Blue Mountain Cards: These sell under the American Greeting Cards company and require poetry or prose for their cards. They will pay $300 for original work with exclusive rights to use it. For a one-time use, they will pay $50. Their cards reflect a sentiment which the purchasers might not be able to put in their own words. They want something with feeling, not a generic message.
Oatmeal Cards buy from freelancers and pay on a case by case basis, depending on the work but is around $75. Their cards are funny and are often, but not always, illustrated. They don't like ideas that are mean or gross. They also don't like poetry, which is better suited to the company above. If you can raise a giggle from kids and grannies alike, this is definitely one company to approach.
Warner Press: They sell boxed cards and prefer writing on average of 4 lines. Their payment is $35.00 and the writing must be a religious theme.
SNAFU Designs: This company wants ideas which will make people laugh out loud. They will pay $100 for an original and funny idea.
Comstock Market Place: Will pay $50.00 for a gag line and negotiate with artists separately. If you create copy or imagery for adult humor, this is the site where you should submit your ideas.
Smart Alex: This site likes “funny, edgy, and risque!” they say. Also, images that are glamor or retro.
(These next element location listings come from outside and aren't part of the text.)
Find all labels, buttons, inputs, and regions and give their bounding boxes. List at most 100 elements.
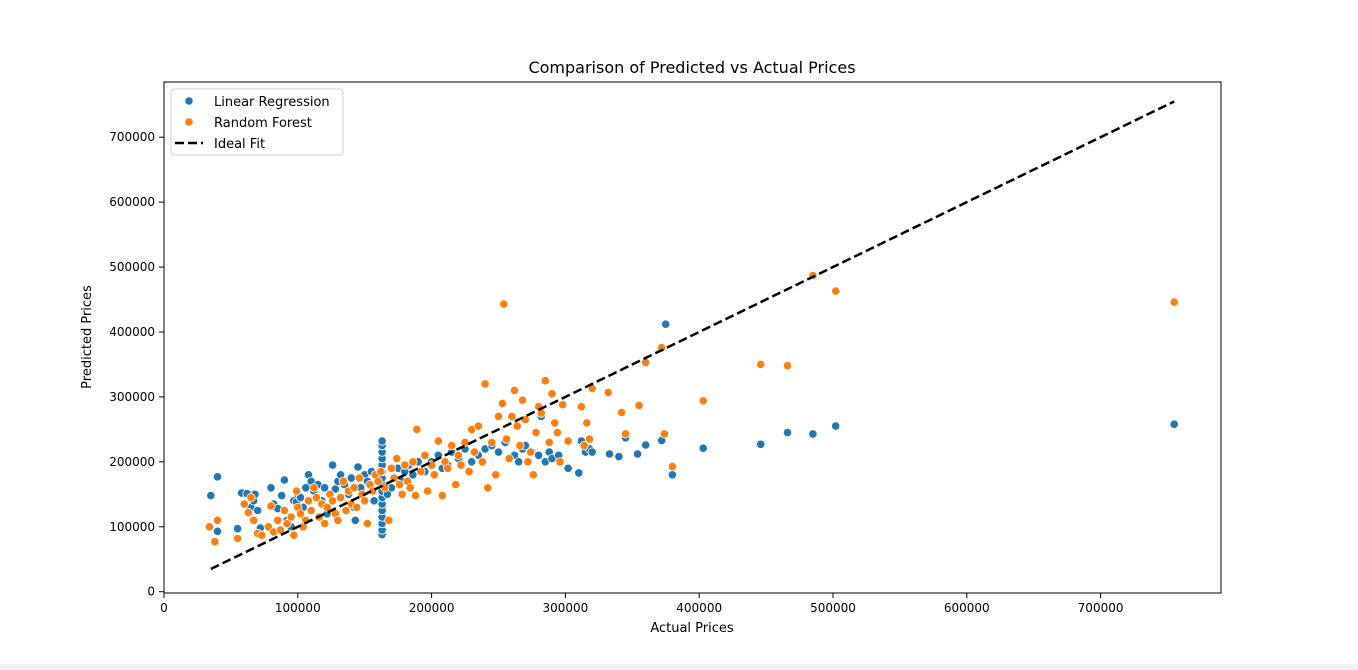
linear-regression-point-0 [206,490,216,501]
random-forest-point-5 [243,507,253,518]
random-forest-point-105 [540,376,550,386]
random-forest-point-18 [289,530,299,540]
random-forest-point-95 [512,421,522,431]
random-forest-point-112 [563,436,573,446]
random-forest-point-41 [349,483,359,493]
x-tick-label: 200000 [409,601,455,615]
linear-regression-point-40 [350,515,360,525]
random-forest-point-77 [456,460,466,470]
random-forest-point-88 [493,411,504,421]
random-forest-point-76 [453,450,463,460]
plot-area-frame [163,81,1222,594]
random-forest-point-109 [552,427,563,438]
random-forest-point-56 [392,453,402,464]
random-forest-point-53 [384,515,394,525]
random-forest-point-89 [497,398,508,408]
linear-regression-point-106 [614,451,624,462]
random-forest-point-1 [210,537,220,547]
random-forest-point-17 [286,512,296,522]
random-forest-point-45 [360,496,370,506]
linear-regression-point-32 [327,460,338,470]
random-forest-point-7 [249,515,259,525]
legend-marker-linear-regression [184,96,194,106]
linear-regression-point-63 [377,436,387,446]
x-tick-label: 100000 [275,601,321,615]
random-forest-point-51 [376,466,386,477]
random-forest-point-82 [473,421,483,431]
linear-regression-point-11 [266,483,276,493]
random-forest-point-94 [509,385,520,395]
y-tick-label: 100000 [109,520,155,534]
random-forest-point-75 [451,479,461,490]
marks-layer [204,100,1179,571]
random-forest-point-119 [616,407,627,418]
linear-regression-point-85 [493,447,504,457]
linear-regression-point-104 [587,447,597,457]
random-forest-point-33 [327,496,338,506]
linear-regression-point-93 [533,450,544,460]
x-tick-label: 600000 [944,601,990,615]
random-forest-point-0 [204,522,215,532]
random-forest-point-99 [523,457,533,467]
linear-regression-point-111 [661,319,671,329]
random-forest-point-2 [212,515,223,525]
chart-title: Comparison of Predicted vs Actual Prices [528,58,855,77]
random-forest-point-35 [333,515,343,525]
random-forest-point-4 [239,499,249,509]
random-forest-point-69 [429,470,439,480]
random-forest-point-111 [558,400,568,410]
x-tick-label: 700000 [1078,601,1124,615]
legend-label-random-forest: Random Forest [214,116,312,131]
random-forest-point-63 [410,490,421,501]
linear-regression-point-46 [369,496,379,506]
random-forest-point-91 [501,434,512,444]
random-forest-point-16 [282,518,292,529]
series-random-forest [204,270,1179,547]
random-forest-point-93 [507,411,517,421]
linear-regression-point-81 [467,457,477,467]
y-tick-label: 300000 [109,390,155,404]
random-forest-point-59 [400,460,410,470]
y-axis-label: Predicted Prices [80,285,95,389]
legend-box [170,88,344,156]
y-tick-label: 400000 [109,325,155,339]
random-forest-point-128 [782,361,793,371]
linear-regression-point-89 [513,457,524,467]
y-tick-label: 500000 [109,260,155,274]
linear-regression-point-41 [353,462,363,472]
random-forest-point-27 [311,492,322,503]
random-forest-point-106 [544,437,554,447]
axes-layer: 0 100000 200000 300000 400000 500000 600000 700… [109,130,1123,615]
linear-regression-point-38 [346,473,356,483]
random-forest-point-67 [422,486,433,496]
random-forest-point-50 [373,476,383,486]
y-tick-label: 600000 [109,195,155,209]
random-forest-point-114 [579,440,589,451]
random-forest-point-121 [634,400,644,410]
ideal-fit-line [210,100,1175,571]
random-forest-point-3 [233,533,243,544]
linear-regression-point-113 [698,443,708,453]
y-tick-label: 0 [147,585,155,599]
random-forest-point-74 [447,440,457,451]
random-forest-point-24 [303,496,314,506]
legend: Linear Regression Random Forest Ideal Fit [170,88,344,156]
random-forest-point-58 [397,489,407,499]
random-forest-point-11 [266,501,276,511]
linear-regression-point-116 [808,429,818,439]
random-forest-point-6 [246,492,256,503]
random-forest-point-118 [603,387,613,397]
random-forest-point-92 [504,453,514,464]
random-forest-point-54 [386,463,397,473]
random-forest-point-71 [437,490,447,501]
linear-regression-point-117 [831,421,841,431]
bottom-bar [0,664,1358,670]
linear-regression-point-115 [782,427,793,438]
random-forest-point-65 [416,466,426,477]
random-forest-point-126 [698,396,708,406]
x-tick-label: 300000 [542,601,588,615]
random-forest-point-37 [338,476,348,486]
random-forest-point-120 [620,429,631,439]
random-forest-point-14 [275,525,285,535]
Take a look at their site to see if your photos, illustrations or your copy is their type of thing. They will have a look and compensate you if they decide to use it. There appears to be no set fee and they will discuss terms only after they have seen your work and decide to use it.
5. Respond to Requests on Freelance Sites
The other option is freelance sites. These you will be working with a customer's specific request. This is unlike the other options where you create first and sell; here, your customer comes to you and gives you an idea of what they would like. Although these sites do offer other services, freelancers can do well there creating cards.
Freelance sites include:
- Gig Bucks
- People Per Hour
Which of these ideas appeal to you?
Questions & Answers
I painted a picture of the Seven Sisters near Eastbourne, and lots of people said it would make a great greetings card. I have a very commercial style of painting because I was a graphic artist when I left school. Do you think anyone would buy tourist-type scenes via Zazzle?
I am creating 6x6” greeting cards. The only place I can find a wire floor spinning rack with pockets to hold the 6” square cards is in the UK. I fell in love with the bright colored wire choices. The racks are reasonably priced, but shipping would be $300! Would a custom made rack be cheaper?